Getting your first credit card is a critical first step into adulthood. With a line of credit comes a new level of maturity, and the decision about what card to start out with should not be made lightly.But before you venture out for your own piece of plastic, consider taking a baby step: Ask your parents to make you an authorised user on their credit card. This will help you build a little credit history, so you won’t have to procure a card completely fresh.
It will also enable your parents to teach you the basics of how to manage credit. Otherwise, you must be 18 years old to get a credit card on your own.
“I encourage parents to teach their kids how to manage credit before they go to college,” says Beverly Harzog, Credit.com’s credit expert. “It’s good if they know what they’re doing when they start responding to credit card offers. Just letting them know that they need to pay bills on time and that their credit score follows them for life are important lessons to teach.”
Bill Hardekopf of LowCards.com agrees that parents should play a role in educating their children about how to handle credit. “I think we, as parents, do a very poor job of training our children to be financially responsible,” he says. “We train them to ride a bike, to drive a car, we even potty-train them, but we don’t do a good job of sitting down with them and teaching them how to manage their money.”

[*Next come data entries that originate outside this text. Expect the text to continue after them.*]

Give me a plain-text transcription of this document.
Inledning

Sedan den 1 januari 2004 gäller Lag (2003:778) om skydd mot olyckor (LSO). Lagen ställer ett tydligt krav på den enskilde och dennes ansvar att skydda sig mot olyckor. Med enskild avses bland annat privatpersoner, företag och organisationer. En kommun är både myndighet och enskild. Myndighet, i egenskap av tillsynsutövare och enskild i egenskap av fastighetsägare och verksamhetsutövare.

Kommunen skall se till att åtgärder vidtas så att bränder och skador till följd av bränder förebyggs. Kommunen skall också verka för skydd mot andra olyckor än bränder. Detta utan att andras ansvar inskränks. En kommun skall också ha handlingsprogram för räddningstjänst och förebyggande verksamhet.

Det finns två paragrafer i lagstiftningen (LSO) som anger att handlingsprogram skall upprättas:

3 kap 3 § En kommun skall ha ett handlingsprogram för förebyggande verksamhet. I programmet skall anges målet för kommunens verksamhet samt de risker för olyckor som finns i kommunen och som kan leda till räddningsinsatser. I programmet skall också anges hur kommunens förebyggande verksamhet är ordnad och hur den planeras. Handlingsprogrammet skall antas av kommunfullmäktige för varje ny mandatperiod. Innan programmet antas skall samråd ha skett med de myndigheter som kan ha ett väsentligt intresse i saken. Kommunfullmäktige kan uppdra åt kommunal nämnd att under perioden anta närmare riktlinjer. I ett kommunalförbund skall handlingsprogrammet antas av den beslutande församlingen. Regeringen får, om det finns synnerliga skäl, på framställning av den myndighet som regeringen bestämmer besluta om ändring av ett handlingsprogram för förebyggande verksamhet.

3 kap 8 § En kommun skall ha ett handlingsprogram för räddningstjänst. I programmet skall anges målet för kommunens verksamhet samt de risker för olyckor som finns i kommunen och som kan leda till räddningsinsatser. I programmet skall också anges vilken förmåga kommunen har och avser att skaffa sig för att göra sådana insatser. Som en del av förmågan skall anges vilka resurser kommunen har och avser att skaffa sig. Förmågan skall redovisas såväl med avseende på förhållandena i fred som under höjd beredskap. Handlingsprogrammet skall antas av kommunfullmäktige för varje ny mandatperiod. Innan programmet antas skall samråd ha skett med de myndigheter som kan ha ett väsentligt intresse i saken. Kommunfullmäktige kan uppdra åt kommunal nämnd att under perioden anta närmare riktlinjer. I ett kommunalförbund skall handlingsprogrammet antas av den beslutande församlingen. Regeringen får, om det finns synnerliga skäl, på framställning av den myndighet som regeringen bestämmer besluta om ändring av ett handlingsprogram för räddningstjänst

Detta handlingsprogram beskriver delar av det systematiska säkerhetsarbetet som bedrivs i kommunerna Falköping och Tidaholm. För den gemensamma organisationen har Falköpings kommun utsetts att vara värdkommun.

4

If your parents won’t authorise you to use their card, Harzog recommends that you open a checking account and start practicing with a debit card.

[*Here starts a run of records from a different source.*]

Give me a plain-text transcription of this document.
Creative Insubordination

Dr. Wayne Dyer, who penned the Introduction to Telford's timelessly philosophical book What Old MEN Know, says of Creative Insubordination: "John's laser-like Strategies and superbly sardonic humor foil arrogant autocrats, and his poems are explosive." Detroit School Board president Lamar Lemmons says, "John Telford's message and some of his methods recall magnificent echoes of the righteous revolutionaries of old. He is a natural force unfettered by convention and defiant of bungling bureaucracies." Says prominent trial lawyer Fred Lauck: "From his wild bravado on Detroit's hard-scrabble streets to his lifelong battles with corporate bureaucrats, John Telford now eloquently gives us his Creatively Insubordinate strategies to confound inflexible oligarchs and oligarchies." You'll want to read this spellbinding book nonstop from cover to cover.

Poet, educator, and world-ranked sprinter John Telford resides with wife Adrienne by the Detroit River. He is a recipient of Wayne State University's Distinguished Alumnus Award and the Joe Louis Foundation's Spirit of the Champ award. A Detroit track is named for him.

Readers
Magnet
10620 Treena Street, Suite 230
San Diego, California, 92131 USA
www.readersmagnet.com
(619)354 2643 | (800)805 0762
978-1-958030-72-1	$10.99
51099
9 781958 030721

Once you’re in college or around that age, it’s a good time to branch out and get your own credit card. Since your expenses can be better controlled in college than in the real world, “It’ll be a more safe environment,” says Anisha Sekar, vice president of credit and debit products at NerdWallet.com, a credit card comparison site.
U.S. News spoke with a few credit card experts, who highlighted these options for beginners:
Discover Student Card. This card charges zero per cent APR (the annual interest rate for the card) for the first nine months—”not bad for a student card,” Harzog says. “It’s going to be for someone who’s had a little bit of experience. It might be hard to get this card if you haven’t had any credit experience at all.” It also offers rewards: 5 per cent cash-back on things like gas, groceries, and restaurants—places that students frequent (you’ll earn 1 per cent cash-back on everything else). No annual fee.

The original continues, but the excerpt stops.